For Rodriguez to quiet the critics in Ann Arbor and that huge following of Michigan fans across the country, he'll need another performance like the one Robinson pulled off against UConn.

Rodriguez is 1-2 overall against Notre Dame, winning a 38-34 thriller last season in Ann Arbor and losing in two trips to South Bend, one with Michigan in his inaugural season two years ago and dropping another during his first season at West Virginia in 2001.

Against new Notre Dame coach Brian Kelly, Rodriguez is 1-0; his Mountaineers beat Kelly's Cincinnati Bearcats in 2007.

There are options for Notre Dame to combat the option, but blitzing the Wolverines would not seem to be a good one for hemming in Robinson. It might create too many holes and Robinson, who doesn't like to lace up his shoes, could slip through and be off and running. Loose shoes or not.

"Not sure if he's going to tie his shoes.
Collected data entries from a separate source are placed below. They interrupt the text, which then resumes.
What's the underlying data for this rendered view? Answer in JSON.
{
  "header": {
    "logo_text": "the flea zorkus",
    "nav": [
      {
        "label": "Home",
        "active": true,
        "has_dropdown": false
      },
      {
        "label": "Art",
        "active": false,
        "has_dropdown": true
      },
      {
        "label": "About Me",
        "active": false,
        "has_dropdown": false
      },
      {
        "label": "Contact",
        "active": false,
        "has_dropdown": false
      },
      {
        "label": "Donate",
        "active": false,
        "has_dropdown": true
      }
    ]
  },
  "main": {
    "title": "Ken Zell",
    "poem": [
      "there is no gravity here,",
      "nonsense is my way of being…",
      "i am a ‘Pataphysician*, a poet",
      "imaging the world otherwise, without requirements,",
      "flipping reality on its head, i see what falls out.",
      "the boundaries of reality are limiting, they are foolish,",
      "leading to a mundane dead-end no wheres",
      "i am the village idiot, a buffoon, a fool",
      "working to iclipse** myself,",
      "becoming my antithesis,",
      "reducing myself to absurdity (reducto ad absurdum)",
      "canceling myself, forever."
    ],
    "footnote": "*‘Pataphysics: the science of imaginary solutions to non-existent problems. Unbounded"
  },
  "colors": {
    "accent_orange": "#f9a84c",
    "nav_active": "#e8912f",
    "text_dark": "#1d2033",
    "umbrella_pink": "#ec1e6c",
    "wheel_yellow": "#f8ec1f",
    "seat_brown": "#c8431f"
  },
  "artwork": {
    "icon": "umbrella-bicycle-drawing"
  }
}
I don't know," Notre Dame linebacker Darius Fleming said.

Robinson will be facing Notre Dame's 3-4 defense but that shouldn't be completely foreign to him because odd and even fronts are prevalent in college ball, Rodriguez said.

"I think Denard has seen enough of it. The guys up front, it shouldn't be anything that confuses them," said Rodriguez, who actually believes the key is how the Wolverines execute on offense.

The defense, meanwhile, is busy trying to account for all the facets of the option.

"You've got to have somebody on the dive, somebody on the pitch, somebody on the quarterback every time," said Notre Dame defensive end Kapron Lewis-Moore, who had one of the Irish's four sacks last week in a win over Purdue.

Defensive coordinator Bob Diaco, the man responsible for devising a plan against Robinson, says it's all about basic football.

"You don't want to have any horizontal seams and when you blitz, naturally vertical seams are created. And he's a very fast player who can run forward very fast and run laterally very fast," Diaco said.

"You can't start looking for the football. You start looking for the football then all of a sudden you're overtaken and you're out of your space and that's where the ball enters," he said. "Everybody has to know their assignment and do their job."